Black players were subjected to disgraceful chants from the crowd when Gareth Southgate's team faced Bulgaria in a European Championship qualifier in Sofia on Monday night.
Itoje, England's second-row forward, was asked on Wednesday about the unsavoury events and the Saracens lock delivered a searing response. 'It's appalling,' he said.
England star Maro Itoje warned that rugby cannot be complacent about racism in the sport
'It's abysmal. You would think they wouldn't have to go through that. It sends a poor message about the game of football.
'It's a shame because it's such a beautiful game and it's being tarred by people with racist thoughts and racist minds.
'It's terrible that they have to experience that when they just want to go out and play the game they love.
'I'm very happy that, for the most part in rugby, there's a different climate and that kind of stuff doesn't happen.'
The oval-ball game is not entirely without blemish when it comes to racism. Itoje said that he did not feel he had been targeted for abuse, but added: 'I know of people who have in rugby, both in the professional game and in grass-roots rugby.
'Not for England. I know of players at the club - not necessarily in the Premiership but playing in different parts of the world. They reported it, but in rugby you don't have microphones everywhere so it's hard to prove.
'It's important never to just assume that this is a free zone from any form of discrimination.

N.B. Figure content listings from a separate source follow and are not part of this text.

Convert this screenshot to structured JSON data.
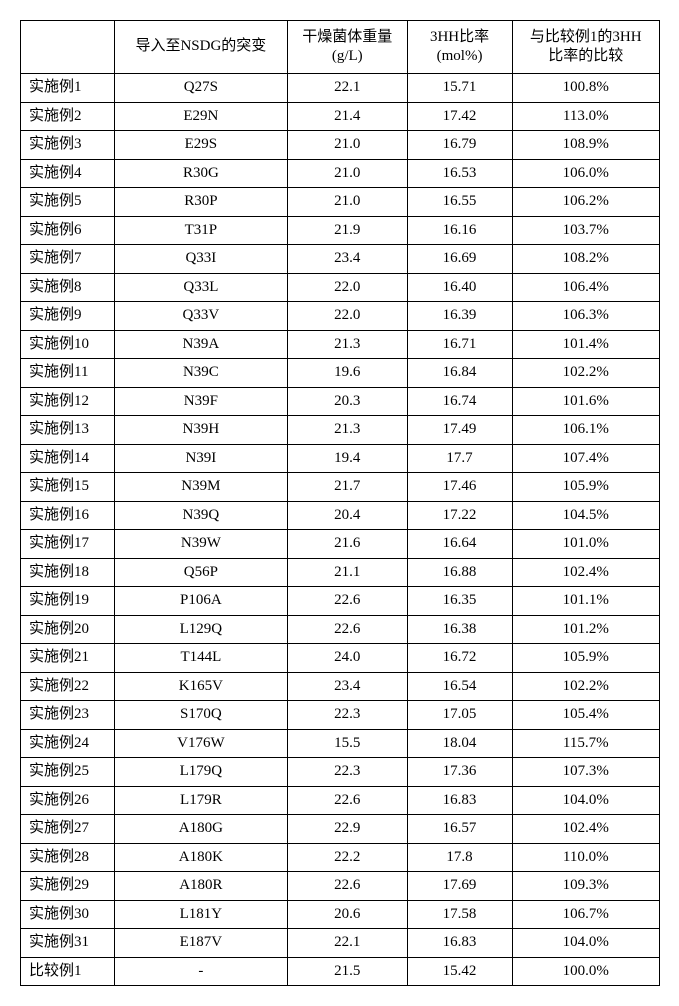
{
  "table": {
    "columns": [
      "",
      "导入至NSDG的突变",
      "干燥菌体重量\n(g/L)",
      "3HH比率\n(mol%)",
      "与比较例1的3HH\n比率的比较"
    ],
    "rows": [
      {
        "label": "实施例1",
        "mutation": "Q27S",
        "weight": "22.1",
        "ratio": "15.71",
        "comp": "100.8%"
      },
      {
        "label": "实施例2",
        "mutation": "E29N",
        "weight": "21.4",
        "ratio": "17.42",
        "comp": "113.0%"
      },
      {
        "label": "实施例3",
        "mutation": "E29S",
        "weight": "21.0",
        "ratio": "16.79",
        "comp": "108.9%"
      },
      {
        "label": "实施例4",
        "mutation": "R30G",
        "weight": "21.0",
        "ratio": "16.53",
        "comp": "106.0%"
      },
      {
        "label": "实施例5",
        "mutation": "R30P",
        "weight": "21.0",
        "ratio": "16.55",
        "comp": "106.2%"
      },
      {
        "label": "实施例6",
        "mutation": "T31P",
        "weight": "21.9",
        "ratio": "16.16",
        "comp": "103.7%"
      },
      {
        "label": "实施例7",
        "mutation": "Q33I",
        "weight": "23.4",
        "ratio": "16.69",
        "comp": "108.2%"
      },
      {
        "label": "实施例8",
        "mutation": "Q33L",
        "weight": "22.0",
        "ratio": "16.40",
        "comp": "106.4%"
      },
      {
        "label": "实施例9",
        "mutation": "Q33V",
        "weight": "22.0",
        "ratio": "16.39",
        "comp": "106.3%"
      },
      {
        "label": "实施例10",
        "mutation": "N39A",
        "weight": "21.3",
        "ratio": "16.71",
        "comp": "101.4%"
      },
      {
        "label": "实施例11",
        "mutation": "N39C",
        "weight": "19.6",
        "ratio": "16.84",
        "comp": "102.2%"
      },
      {
        "label": "实施例12",
        "mutation": "N39F",
        "weight": "20.3",
        "ratio": "16.74",
        "comp": "101.6%"
      },
      {
        "label": "实施例13",
        "mutation": "N39H",
        "weight": "21.3",
        "ratio": "17.49",
        "comp": "106.1%"
      },
      {
        "label": "实施例14",
        "mutation": "N39I",
        "weight": "19.4",
        "ratio": "17.7",
        "comp": "107.4%"
      },
      {
        "label": "实施例15",
        "mutation": "N39M",
        "weight": "21.7",
        "ratio": "17.46",
        "comp": "105.9%"
      },
      {
        "label": "实施例16",
        "mutation": "N39Q",
        "weight": "20.4",
        "ratio": "17.22",
        "comp": "104.5%"
      },
      {
        "label": "实施例17",
        "mutation": "N39W",
        "weight": "21.6",
        "ratio": "16.64",
        "comp": "101.0%"
      },
      {
        "label": "实施例18",
        "mutation": "Q56P",
        "weight": "21.1",
        "ratio": "16.88",
        "comp": "102.4%"
      },
      {
        "label": "实施例19",
        "mutation": "P106A",
        "weight": "22.6",
        "ratio": "16.35",
        "comp": "101.1%"
      },
      {
        "label": "实施例20",
        "mutation": "L129Q",
        "weight": "22.6",
        "ratio": "16.38",
        "comp": "101.2%"
      },
      {
        "label": "实施例21",
        "mutation": "T144L",
        "weight": "24.0",
        "ratio": "16.72",
        "comp": "105.9%"
      },
      {
        "label": "实施例22",
        "mutation": "K165V",
        "weight": "23.4",
        "ratio": "16.54",
        "comp": "102.2%"
      },
      {
        "label": "实施例23",
        "mutation": "S170Q",
        "weight": "22.3",
        "ratio": "17.05",
        "comp": "105.4%"
      },
      {
        "label": "实施例24",
        "mutation": "V176W",
        "weight": "15.5",
        "ratio": "18.04",
        "comp": "115.7%"
      },
      {
        "label": "实施例25",
        "mutation": "L179Q",
        "weight": "22.3",
        "ratio": "17.36",
        "comp": "107.3%"
      },
      {
        "label": "实施例26",
        "mutation": "L179R",
        "weight": "22.6",
        "ratio": "16.83",
        "comp": "104.0%"
      },
      {
        "label": "实施例27",
        "mutation": "A180G",
        "weight": "22.9",
        "ratio": "16.57",
        "comp": "102.4%"
      },
      {
        "label": "实施例28",
        "mutation": "A180K",
        "weight": "22.2",
        "ratio": "17.8",
        "comp": "110.0%"
      },
      {
        "label": "实施例29",
        "mutation": "A180R",
        "weight": "22.6",
        "ratio": "17.69",
        "comp": "109.3%"
      },
      {
        "label": "实施例30",
        "mutation": "L181Y",
        "weight": "20.6",
        "ratio": "17.58",
        "comp": "106.7%"
      },
      {
        "label": "实施例31",
        "mutation": "E187V",
        "weight": "22.1",
        "ratio": "16.83",
        "comp": "104.0%"
      },
      {
        "label": "比较例1",
        "mutation": "-",
        "weight": "21.5",
        "ratio": "15.42",
        "comp": "100.0%"
      }
    ]
  }
}
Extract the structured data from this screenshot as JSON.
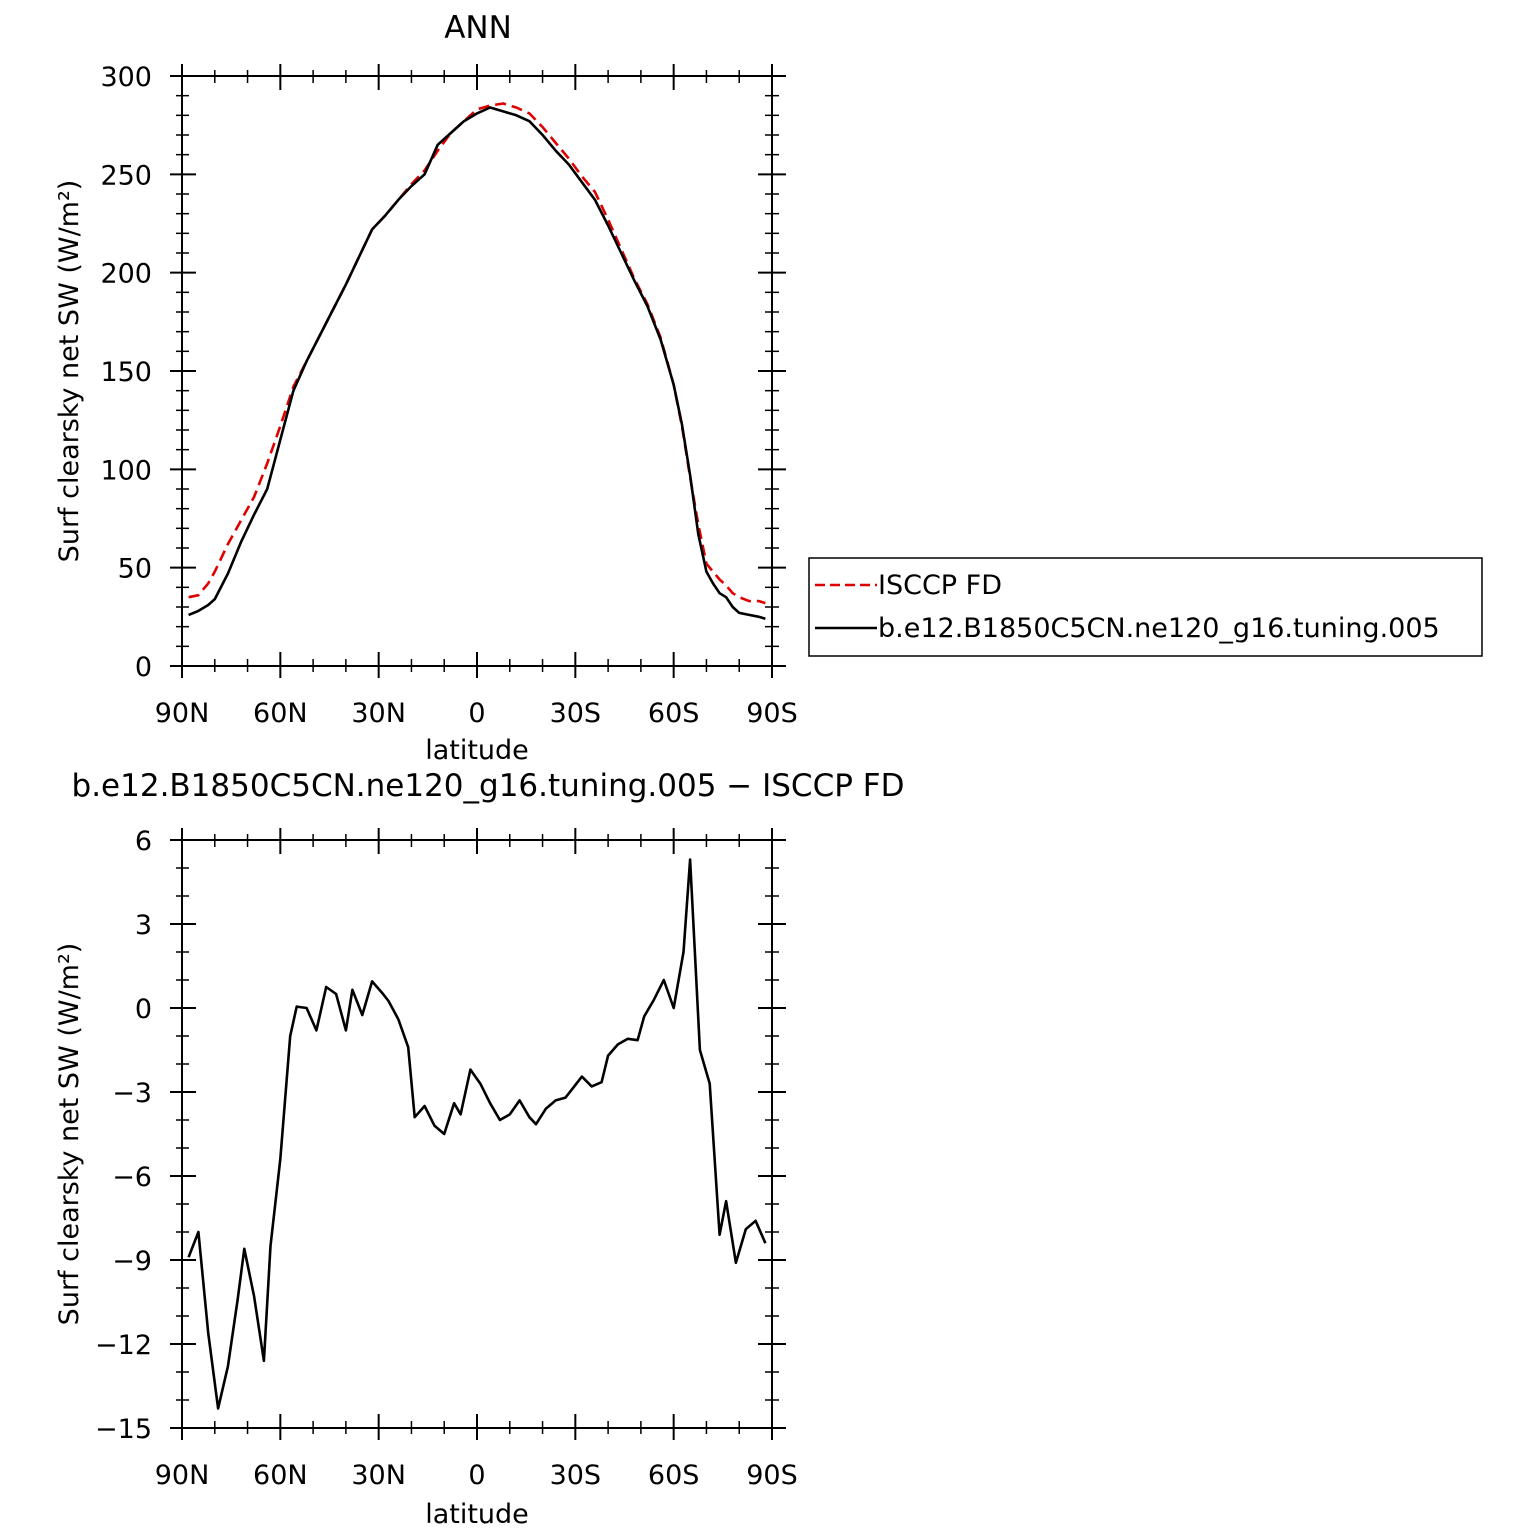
{
  "colors": {
    "isccp": "#e00000",
    "model": "#000000"
  },
  "chart_data": [
    {
      "type": "line",
      "title": "ANN",
      "xlabel": "latitude",
      "ylabel": "Surf clearsky net SW (W/m²)",
      "xlim": [
        90,
        -90
      ],
      "ylim": [
        0,
        300
      ],
      "yticks": [
        0,
        50,
        100,
        150,
        200,
        250,
        300
      ],
      "xticks": [
        {
          "value": 90,
          "label": "90N"
        },
        {
          "value": 60,
          "label": "60N"
        },
        {
          "value": 30,
          "label": "30N"
        },
        {
          "value": 0,
          "label": "0"
        },
        {
          "value": -30,
          "label": "30S"
        },
        {
          "value": -60,
          "label": "60S"
        },
        {
          "value": -90,
          "label": "90S"
        }
      ],
      "legend": {
        "placement": "right"
      },
      "series": [
        {
          "name": "ISCCP FD",
          "style": "dashed",
          "color": "#e00000",
          "x": [
            88,
            85,
            82,
            80,
            76,
            72,
            68,
            64,
            60,
            56,
            52,
            48,
            44,
            40,
            36,
            32,
            28,
            24,
            20,
            16,
            12,
            8,
            4,
            0,
            -4,
            -8,
            -12,
            -16,
            -20,
            -24,
            -28,
            -32,
            -36,
            -40,
            -44,
            -48,
            -52,
            -56,
            -60,
            -62.5,
            -65,
            -67.5,
            -70,
            -72,
            -74,
            -76,
            -78,
            -80,
            -83,
            -86,
            -88
          ],
          "y": [
            35,
            36,
            42,
            48,
            62,
            74,
            86,
            103,
            122,
            142,
            155,
            168,
            181,
            194,
            208,
            222,
            229,
            237,
            245,
            252,
            262,
            271,
            277,
            283,
            285,
            286,
            284,
            281,
            274,
            266,
            258,
            249,
            241,
            227,
            212,
            197,
            184,
            167,
            143,
            122,
            96,
            72,
            52,
            48,
            44,
            41,
            37,
            35,
            33,
            33,
            32
          ]
        },
        {
          "name": "b.e12.B1850C5CN.ne120_g16.tuning.005",
          "style": "solid",
          "color": "#000000",
          "x": [
            88,
            85,
            82,
            80,
            76,
            72,
            68,
            64,
            60,
            56,
            52,
            48,
            44,
            40,
            36,
            32,
            28,
            24,
            20,
            16,
            12,
            8,
            4,
            0,
            -4,
            -8,
            -12,
            -16,
            -20,
            -24,
            -28,
            -32,
            -36,
            -40,
            -44,
            -48,
            -52,
            -56,
            -60,
            -62.5,
            -65,
            -67.5,
            -70,
            -72,
            -74,
            -76,
            -78,
            -80,
            -83,
            -86,
            -88
          ],
          "y": [
            26,
            28,
            31,
            34,
            47,
            63,
            77,
            90,
            115,
            140,
            155,
            168,
            181,
            194,
            208,
            222,
            229,
            237,
            244,
            250,
            265,
            271,
            277,
            281,
            284,
            282,
            280,
            277,
            270,
            262,
            255,
            246,
            237,
            224,
            210,
            196,
            183,
            166,
            143,
            123,
            97,
            67,
            48,
            42,
            37,
            35,
            30,
            27,
            26,
            25,
            24
          ]
        }
      ]
    },
    {
      "type": "line",
      "title": "b.e12.B1850C5CN.ne120_g16.tuning.005 − ISCCP FD",
      "xlabel": "latitude",
      "ylabel": "Surf clearsky net SW (W/m²)",
      "xlim": [
        90,
        -90
      ],
      "ylim": [
        -15,
        6
      ],
      "yticks": [
        6,
        3,
        0,
        -3,
        -6,
        -9,
        -12,
        -15
      ],
      "xticks": [
        {
          "value": 90,
          "label": "90N"
        },
        {
          "value": 60,
          "label": "60N"
        },
        {
          "value": 30,
          "label": "30N"
        },
        {
          "value": 0,
          "label": "0"
        },
        {
          "value": -30,
          "label": "30S"
        },
        {
          "value": -60,
          "label": "60S"
        },
        {
          "value": -90,
          "label": "90S"
        }
      ],
      "series": [
        {
          "style": "solid",
          "color": "#000000",
          "x": [
            88,
            85,
            82,
            79,
            76,
            73,
            71,
            68,
            65,
            63,
            60,
            57,
            55,
            52,
            49,
            46,
            43,
            40,
            38,
            35,
            32,
            29,
            27,
            24,
            21,
            19,
            16,
            13,
            10,
            7,
            5,
            2,
            -1,
            -4,
            -7,
            -10,
            -13,
            -16,
            -18,
            -21,
            -24,
            -27,
            -29,
            -32,
            -35,
            -38,
            -40,
            -43,
            -46,
            -49,
            -51,
            -54,
            -57,
            -60,
            -63,
            -65,
            -68,
            -71,
            -74,
            -76,
            -79,
            -82,
            -85,
            -88
          ],
          "y": [
            -8.9,
            -8.0,
            -11.6,
            -14.3,
            -12.8,
            -10.4,
            -8.6,
            -10.3,
            -12.6,
            -8.5,
            -5.4,
            -1.0,
            0.05,
            0.0,
            -0.8,
            0.75,
            0.5,
            -0.8,
            0.65,
            -0.25,
            0.95,
            0.55,
            0.25,
            -0.4,
            -1.4,
            -3.9,
            -3.5,
            -4.2,
            -4.5,
            -3.4,
            -3.8,
            -2.2,
            -2.7,
            -3.4,
            -4.0,
            -3.8,
            -3.3,
            -3.9,
            -4.15,
            -3.6,
            -3.3,
            -3.2,
            -2.9,
            -2.45,
            -2.8,
            -2.65,
            -1.7,
            -1.3,
            -1.1,
            -1.15,
            -0.3,
            0.3,
            1.0,
            0.0,
            2.0,
            5.3,
            -1.5,
            -2.7,
            -8.1,
            -6.9,
            -9.1,
            -7.9,
            -7.6,
            -8.4
          ]
        }
      ]
    }
  ]
}
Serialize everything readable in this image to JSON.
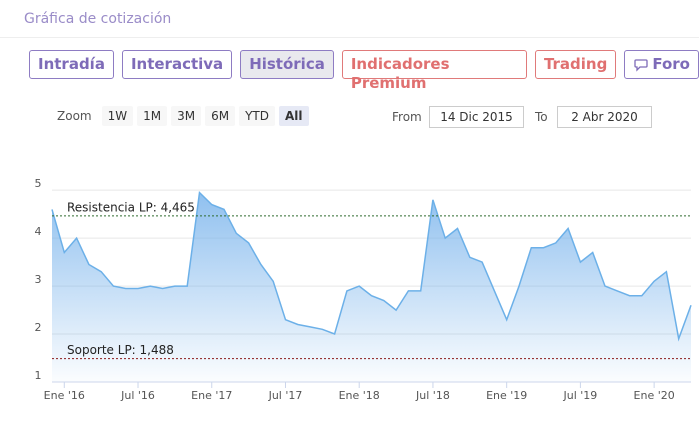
{
  "header": {
    "title": "Gráfica de cotización"
  },
  "tabs": [
    "Intradía",
    "Interactiva",
    "Histórica",
    "Indicadores Premium",
    "Trading",
    "Foro"
  ],
  "zoom": {
    "label": "Zoom",
    "buttons": [
      "1W",
      "1M",
      "3M",
      "6M",
      "YTD",
      "All"
    ]
  },
  "range": {
    "from_label": "From",
    "from": "14 Dic 2015",
    "to_label": "To",
    "to": "2 Abr 2020"
  },
  "chart_data": {
    "type": "area",
    "color": "#6cb0e8",
    "x": [
      "2015-12",
      "2016-01",
      "2016-02",
      "2016-03",
      "2016-04",
      "2016-05",
      "2016-06",
      "2016-07",
      "2016-08",
      "2016-09",
      "2016-10",
      "2016-11",
      "2016-12",
      "2017-01",
      "2017-02",
      "2017-03",
      "2017-04",
      "2017-05",
      "2017-06",
      "2017-07",
      "2017-08",
      "2017-09",
      "2017-10",
      "2017-11",
      "2017-12",
      "2018-01",
      "2018-02",
      "2018-03",
      "2018-04",
      "2018-05",
      "2018-06",
      "2018-07",
      "2018-08",
      "2018-09",
      "2018-10",
      "2018-11",
      "2018-12",
      "2019-01",
      "2019-02",
      "2019-03",
      "2019-04",
      "2019-05",
      "2019-06",
      "2019-07",
      "2019-08",
      "2019-09",
      "2019-10",
      "2019-11",
      "2019-12",
      "2020-01",
      "2020-02",
      "2020-03",
      "2020-04"
    ],
    "values": [
      4.6,
      3.7,
      4.0,
      3.45,
      3.3,
      3.0,
      2.95,
      2.95,
      3.0,
      2.95,
      3.0,
      3.0,
      4.95,
      4.7,
      4.6,
      4.1,
      3.9,
      3.45,
      3.1,
      2.3,
      2.2,
      2.15,
      2.1,
      2.0,
      2.9,
      3.0,
      2.8,
      2.7,
      2.5,
      2.9,
      2.9,
      4.8,
      4.0,
      4.2,
      3.6,
      3.5,
      2.9,
      2.3,
      3.0,
      3.8,
      3.8,
      3.9,
      4.2,
      3.5,
      3.7,
      3.0,
      2.9,
      2.8,
      2.8,
      3.1,
      3.3,
      1.9,
      2.6
    ],
    "xlim": [
      "2015-12",
      "2020-04"
    ],
    "xticks": [
      {
        "value": "2016-01",
        "label": "Ene '16"
      },
      {
        "value": "2016-07",
        "label": "Jul '16"
      },
      {
        "value": "2017-01",
        "label": "Ene '17"
      },
      {
        "value": "2017-07",
        "label": "Jul '17"
      },
      {
        "value": "2018-01",
        "label": "Ene '18"
      },
      {
        "value": "2018-07",
        "label": "Jul '18"
      },
      {
        "value": "2019-01",
        "label": "Ene '19"
      },
      {
        "value": "2019-07",
        "label": "Jul '19"
      },
      {
        "value": "2020-01",
        "label": "Ene '20"
      }
    ],
    "ylim": [
      1,
      5.4
    ],
    "yticks": [
      1,
      2,
      3,
      4,
      5
    ],
    "grid": true,
    "annotations": [
      {
        "value": 4.465,
        "label": "Resistencia LP: 4,465",
        "color": "#2e6b2e"
      },
      {
        "value": 1.488,
        "label": "Soporte LP: 1,488",
        "color": "#8b1a1a"
      }
    ]
  }
}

England's black footballers were racially abused by Bulgaria fans on Monday night in Sofia
'Rugby is probably - from the sports that I've seen - right up there in terms of integrity, respect and how they treat people. But I think it is important never to just assume it's always going to be that way. It is something we have to keep on top of.'
While there are official initiatives in football designed to tackle racism, in recent times the drive to identify and eradicate the problem has been led by individual players such as Raheem Sterling and various England team-mates who have suffered abuse.